Some of his traits are reminiscent of Angelo Roncalli, John XXIII including his physical features (even if Roncalli was shorter and plumper). John XXIII once described Vatican rituals as worthy of a “Persian satrap”. Roncalli had an easy manner with everyone – his smile was disarming and so is Bergoglio’s. Francis presents himself as the simple and ingenuous priest when he is actually complicated, contradictory and it would seem, very much on the ball.

At Saturday’s meeting with the 5,000 journalist covering the conclave he was relaxed and outgoing, joking gently with them “you’ve worked a bit, haven’t you?” and then in stark contrast to his predecessor whose bugbear was “relativism”, his word for agnosticism, Francis blessed the journalists “in silence because some of you are of different faith and some have no faith”, the first time, I think, that a pope has acknowledged atheists in a non-hostile manner.

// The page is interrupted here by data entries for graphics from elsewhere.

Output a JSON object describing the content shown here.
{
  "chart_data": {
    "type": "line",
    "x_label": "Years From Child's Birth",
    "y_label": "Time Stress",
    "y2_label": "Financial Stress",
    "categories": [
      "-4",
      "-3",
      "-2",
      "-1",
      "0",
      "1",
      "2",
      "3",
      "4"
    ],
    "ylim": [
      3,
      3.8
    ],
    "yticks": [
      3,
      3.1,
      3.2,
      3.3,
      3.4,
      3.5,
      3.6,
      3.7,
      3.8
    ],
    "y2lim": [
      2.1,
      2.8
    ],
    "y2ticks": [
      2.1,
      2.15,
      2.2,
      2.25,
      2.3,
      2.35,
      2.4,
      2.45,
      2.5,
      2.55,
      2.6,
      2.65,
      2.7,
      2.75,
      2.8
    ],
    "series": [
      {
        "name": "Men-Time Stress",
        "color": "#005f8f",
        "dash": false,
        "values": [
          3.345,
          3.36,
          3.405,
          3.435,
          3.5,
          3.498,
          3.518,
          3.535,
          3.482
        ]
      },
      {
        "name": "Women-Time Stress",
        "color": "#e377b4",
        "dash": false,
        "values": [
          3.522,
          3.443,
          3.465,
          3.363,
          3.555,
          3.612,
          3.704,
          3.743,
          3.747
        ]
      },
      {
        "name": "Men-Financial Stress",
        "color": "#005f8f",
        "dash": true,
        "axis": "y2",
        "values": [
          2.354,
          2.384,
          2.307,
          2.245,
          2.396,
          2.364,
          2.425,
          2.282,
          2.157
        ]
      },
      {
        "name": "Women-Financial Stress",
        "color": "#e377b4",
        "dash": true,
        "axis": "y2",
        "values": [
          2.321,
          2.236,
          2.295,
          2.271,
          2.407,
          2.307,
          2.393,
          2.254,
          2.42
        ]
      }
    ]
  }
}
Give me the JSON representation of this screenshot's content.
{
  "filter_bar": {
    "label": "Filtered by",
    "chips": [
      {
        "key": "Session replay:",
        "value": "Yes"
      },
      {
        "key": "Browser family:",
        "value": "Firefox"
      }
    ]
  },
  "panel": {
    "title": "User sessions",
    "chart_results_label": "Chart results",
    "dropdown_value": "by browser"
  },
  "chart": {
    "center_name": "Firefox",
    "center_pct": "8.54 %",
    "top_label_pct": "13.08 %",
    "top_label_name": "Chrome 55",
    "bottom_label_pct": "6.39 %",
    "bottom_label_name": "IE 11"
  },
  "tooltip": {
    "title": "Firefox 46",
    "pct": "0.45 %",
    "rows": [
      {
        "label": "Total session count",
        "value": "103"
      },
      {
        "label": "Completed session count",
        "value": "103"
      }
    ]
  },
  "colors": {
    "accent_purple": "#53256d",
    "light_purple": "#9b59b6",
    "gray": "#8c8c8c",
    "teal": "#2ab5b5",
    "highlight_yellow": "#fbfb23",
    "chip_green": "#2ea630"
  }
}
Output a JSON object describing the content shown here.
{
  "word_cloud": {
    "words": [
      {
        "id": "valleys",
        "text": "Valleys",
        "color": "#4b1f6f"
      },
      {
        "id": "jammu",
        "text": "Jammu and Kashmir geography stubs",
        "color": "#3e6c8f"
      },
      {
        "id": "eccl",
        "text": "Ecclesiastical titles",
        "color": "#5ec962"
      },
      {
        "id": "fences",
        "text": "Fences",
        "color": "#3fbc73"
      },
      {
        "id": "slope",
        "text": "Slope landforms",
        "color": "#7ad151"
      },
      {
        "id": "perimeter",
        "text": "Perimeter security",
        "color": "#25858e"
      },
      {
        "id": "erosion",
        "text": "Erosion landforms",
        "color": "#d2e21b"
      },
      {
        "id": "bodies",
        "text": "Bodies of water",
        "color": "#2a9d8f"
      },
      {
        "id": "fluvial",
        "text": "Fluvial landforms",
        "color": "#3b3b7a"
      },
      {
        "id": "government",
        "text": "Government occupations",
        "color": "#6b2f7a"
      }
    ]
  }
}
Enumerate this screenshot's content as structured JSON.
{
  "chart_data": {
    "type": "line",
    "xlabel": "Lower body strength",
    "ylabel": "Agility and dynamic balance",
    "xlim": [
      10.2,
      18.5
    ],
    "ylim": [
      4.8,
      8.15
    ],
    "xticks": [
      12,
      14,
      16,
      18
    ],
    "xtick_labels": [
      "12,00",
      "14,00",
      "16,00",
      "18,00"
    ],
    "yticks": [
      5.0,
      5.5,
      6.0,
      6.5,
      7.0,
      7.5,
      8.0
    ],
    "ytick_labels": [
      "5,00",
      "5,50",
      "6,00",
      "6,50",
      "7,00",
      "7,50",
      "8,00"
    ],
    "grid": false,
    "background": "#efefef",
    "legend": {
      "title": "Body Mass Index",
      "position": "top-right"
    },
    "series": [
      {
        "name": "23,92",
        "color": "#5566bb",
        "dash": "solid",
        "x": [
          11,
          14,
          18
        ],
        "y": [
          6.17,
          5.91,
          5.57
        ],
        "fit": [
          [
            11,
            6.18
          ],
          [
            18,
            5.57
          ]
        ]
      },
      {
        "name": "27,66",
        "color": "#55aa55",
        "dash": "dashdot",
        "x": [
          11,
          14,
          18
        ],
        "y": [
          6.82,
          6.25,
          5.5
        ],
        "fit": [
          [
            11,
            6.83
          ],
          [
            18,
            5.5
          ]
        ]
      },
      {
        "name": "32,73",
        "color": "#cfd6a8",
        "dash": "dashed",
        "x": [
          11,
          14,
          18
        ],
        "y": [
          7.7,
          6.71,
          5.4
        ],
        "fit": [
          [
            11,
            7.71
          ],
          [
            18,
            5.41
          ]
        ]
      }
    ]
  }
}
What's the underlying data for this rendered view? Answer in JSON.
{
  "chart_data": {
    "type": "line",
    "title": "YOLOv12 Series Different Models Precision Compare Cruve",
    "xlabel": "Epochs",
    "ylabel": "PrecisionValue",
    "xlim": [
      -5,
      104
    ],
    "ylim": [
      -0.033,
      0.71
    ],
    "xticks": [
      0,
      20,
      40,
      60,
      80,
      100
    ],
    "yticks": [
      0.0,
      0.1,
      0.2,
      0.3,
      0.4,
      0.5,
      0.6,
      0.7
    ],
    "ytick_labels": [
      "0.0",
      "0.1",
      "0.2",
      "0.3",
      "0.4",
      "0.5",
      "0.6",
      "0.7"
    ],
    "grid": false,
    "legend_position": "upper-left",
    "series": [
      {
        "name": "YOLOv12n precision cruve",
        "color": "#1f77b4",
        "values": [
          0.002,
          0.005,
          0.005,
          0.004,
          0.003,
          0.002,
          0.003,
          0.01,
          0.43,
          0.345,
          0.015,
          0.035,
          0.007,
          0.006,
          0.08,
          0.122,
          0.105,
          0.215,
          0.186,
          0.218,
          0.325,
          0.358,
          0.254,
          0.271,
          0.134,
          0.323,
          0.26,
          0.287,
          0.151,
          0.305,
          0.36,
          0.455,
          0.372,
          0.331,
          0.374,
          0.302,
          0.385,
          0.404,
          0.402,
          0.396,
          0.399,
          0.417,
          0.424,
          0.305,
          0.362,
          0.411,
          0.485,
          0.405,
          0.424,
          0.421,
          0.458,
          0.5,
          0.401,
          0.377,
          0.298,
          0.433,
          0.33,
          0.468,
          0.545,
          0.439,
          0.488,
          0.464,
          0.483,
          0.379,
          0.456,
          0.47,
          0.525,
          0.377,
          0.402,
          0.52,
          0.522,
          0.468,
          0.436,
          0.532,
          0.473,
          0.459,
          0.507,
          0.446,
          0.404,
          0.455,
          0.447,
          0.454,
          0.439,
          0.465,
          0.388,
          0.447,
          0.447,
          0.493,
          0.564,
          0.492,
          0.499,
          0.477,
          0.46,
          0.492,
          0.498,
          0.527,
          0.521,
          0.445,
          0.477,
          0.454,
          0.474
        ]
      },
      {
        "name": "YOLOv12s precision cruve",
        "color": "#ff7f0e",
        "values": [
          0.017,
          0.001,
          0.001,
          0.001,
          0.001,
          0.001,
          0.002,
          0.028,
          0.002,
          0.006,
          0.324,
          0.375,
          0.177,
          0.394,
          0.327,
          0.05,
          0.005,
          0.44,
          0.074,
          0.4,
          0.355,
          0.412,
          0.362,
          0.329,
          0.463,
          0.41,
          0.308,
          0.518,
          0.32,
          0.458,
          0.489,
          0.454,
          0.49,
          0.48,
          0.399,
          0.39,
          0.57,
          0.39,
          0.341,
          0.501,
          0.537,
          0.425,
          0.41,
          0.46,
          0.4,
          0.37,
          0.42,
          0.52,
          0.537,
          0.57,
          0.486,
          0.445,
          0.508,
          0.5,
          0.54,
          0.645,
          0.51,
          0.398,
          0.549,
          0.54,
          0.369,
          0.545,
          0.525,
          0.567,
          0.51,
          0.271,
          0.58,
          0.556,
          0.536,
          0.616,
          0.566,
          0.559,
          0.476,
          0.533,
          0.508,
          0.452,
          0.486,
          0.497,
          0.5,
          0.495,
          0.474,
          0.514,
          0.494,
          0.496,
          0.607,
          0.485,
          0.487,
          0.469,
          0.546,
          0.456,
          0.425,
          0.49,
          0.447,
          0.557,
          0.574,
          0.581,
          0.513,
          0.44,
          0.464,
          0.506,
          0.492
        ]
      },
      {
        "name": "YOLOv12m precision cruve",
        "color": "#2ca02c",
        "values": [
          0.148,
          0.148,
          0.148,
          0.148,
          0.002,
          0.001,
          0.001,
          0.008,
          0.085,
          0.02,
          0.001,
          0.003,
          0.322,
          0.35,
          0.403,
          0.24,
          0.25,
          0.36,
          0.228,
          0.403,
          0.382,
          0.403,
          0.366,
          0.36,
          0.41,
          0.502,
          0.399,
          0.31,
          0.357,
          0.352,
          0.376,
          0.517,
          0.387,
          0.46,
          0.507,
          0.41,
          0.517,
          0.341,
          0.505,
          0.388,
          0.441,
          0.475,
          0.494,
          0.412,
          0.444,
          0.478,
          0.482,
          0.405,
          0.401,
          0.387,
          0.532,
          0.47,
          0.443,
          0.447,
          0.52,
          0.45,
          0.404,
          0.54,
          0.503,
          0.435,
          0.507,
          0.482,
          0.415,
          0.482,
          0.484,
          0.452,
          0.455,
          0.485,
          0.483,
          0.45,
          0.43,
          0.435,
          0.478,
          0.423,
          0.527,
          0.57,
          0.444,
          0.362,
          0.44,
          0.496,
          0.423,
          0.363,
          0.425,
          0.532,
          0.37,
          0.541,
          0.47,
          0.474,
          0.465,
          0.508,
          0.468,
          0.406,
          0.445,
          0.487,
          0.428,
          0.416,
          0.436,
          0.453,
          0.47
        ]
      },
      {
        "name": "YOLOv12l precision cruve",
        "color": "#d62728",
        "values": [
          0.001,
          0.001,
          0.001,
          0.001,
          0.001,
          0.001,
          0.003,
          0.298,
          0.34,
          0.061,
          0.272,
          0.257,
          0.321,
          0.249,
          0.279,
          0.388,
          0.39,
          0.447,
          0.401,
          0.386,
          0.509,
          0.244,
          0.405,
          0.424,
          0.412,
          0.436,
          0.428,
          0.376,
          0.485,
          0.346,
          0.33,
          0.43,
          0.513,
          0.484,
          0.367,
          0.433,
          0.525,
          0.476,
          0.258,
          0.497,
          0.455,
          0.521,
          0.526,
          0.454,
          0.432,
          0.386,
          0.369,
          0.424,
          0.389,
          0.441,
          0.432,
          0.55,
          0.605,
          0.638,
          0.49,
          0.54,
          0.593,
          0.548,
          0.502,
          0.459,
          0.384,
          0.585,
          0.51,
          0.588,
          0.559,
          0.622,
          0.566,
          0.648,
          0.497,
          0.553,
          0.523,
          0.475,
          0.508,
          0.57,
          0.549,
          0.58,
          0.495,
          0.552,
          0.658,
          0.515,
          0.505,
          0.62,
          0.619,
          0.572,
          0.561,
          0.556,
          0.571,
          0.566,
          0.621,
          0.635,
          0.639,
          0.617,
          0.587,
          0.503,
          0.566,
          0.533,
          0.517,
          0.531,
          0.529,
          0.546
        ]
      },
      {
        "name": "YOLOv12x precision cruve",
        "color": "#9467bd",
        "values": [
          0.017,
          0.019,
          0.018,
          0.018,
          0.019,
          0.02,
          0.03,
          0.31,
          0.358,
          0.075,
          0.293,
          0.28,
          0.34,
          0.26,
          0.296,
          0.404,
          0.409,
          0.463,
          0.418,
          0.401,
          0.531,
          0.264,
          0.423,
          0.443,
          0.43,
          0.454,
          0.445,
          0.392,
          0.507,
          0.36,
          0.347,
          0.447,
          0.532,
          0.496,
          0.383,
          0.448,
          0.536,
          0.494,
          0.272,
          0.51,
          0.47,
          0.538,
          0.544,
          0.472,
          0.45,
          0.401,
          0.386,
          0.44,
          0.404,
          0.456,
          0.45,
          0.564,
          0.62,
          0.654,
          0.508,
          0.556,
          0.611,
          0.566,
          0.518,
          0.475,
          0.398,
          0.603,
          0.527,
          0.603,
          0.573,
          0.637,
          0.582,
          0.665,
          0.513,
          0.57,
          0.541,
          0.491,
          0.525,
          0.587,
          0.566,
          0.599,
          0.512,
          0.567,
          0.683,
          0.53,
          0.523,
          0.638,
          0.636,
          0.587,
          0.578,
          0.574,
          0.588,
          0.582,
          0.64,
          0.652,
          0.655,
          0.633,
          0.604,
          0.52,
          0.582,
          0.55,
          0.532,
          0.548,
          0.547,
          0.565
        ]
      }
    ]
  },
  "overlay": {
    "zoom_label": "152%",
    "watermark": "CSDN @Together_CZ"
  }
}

On the issues, for the moment, he has concentrated on poverty, admitting that this is a political issue – it could hardly be otherwise. He has worked all his priestly life to alleviate poverty, supported striking workers but at the same time criticised the liberation theology which his south American brethren did so much to develop and propagate. There are aspects which appeal to the left but he is far from being a left-wing pope which also should not surprise us. There is still some doubt about what he did under the Videla regime in the 70’s; there are some accusations that he reported two Jesuits to the authorities who then arrested and tortured them and counterclaims that he actually saved them. Now that he is pope the real story will appear through the fog.

There are conflicting accounts of what he did last week when he met Cardinal Bernard Law, accused of covering up pedophile scandals in Boston; he may or may not have told him to withdraw from his position in St. Mary Major.

On what is legal for the rest of the world, we can hardly expect any change; no to legal abortion, no to gay sex between consenting adults (and probably straight sex between unmarried consenting adults), no to married priests. Cardinal Bergoglio was a conservative, Pope Francis is not going to change in 4 days nor in 400 and probably not in 4,000.

But he will certainly work to reclaim Latin America from the evangelical Christians and secularisation and has already begun the job just by being elected.

The biggest question mark is on how he will deal with the Vatican’s administration – its banking and the Curia. This is a civil service that has had 1,500 years of experience (actually more like 2,500 as they are the heirs of the Roman Empire and Republican administration). They make Sir Humphrey Appleby look like a parvenu and many a would-be reforming pope has ended up being able to do little or nothing or being consumed by curial politics like Francis’s predecessor.

Vatican legend has it that John Paul I was removed by a spiked tisane – Il Fatto Quotidiano’s satirical supplement yesterday listed Francis’s positive features and concluded that the tisane had already been brewed. Whether it’s an infusion or just political poison, Francis will need all his own political skills to do what he wants to do.

1 comment:

italpolblog said...

I asked a classics colleague and expert of Vatican matters, Paul Gwynne, what the Latin for Malouines or Malvinas would be and he came up with the answer (my first blog post in Latin!):

The official Vatican stance is as follows:

Appellantur vulgo Malouines eo quod nautae Galli ex urbe Saint-Malo eas lustrare consueverant. Nomen Malo Latine sic redditur: Maclovius, ii; re quidem vera urbs illa ex usu Curiae Romanae (urbs) Sancti Maclovii nuncupatur; incolae vero Gallice audiunt: Malouins (m.) et Malouines (f.); merito ergo eae Insulae Latine Maclovienses dicuntur.
Caroli Egger, Lexicon Nominum Locorum (Officina Libraria Vaticana: 1977), p. 193.

So, there you have it: Insulae Maclovienses, f.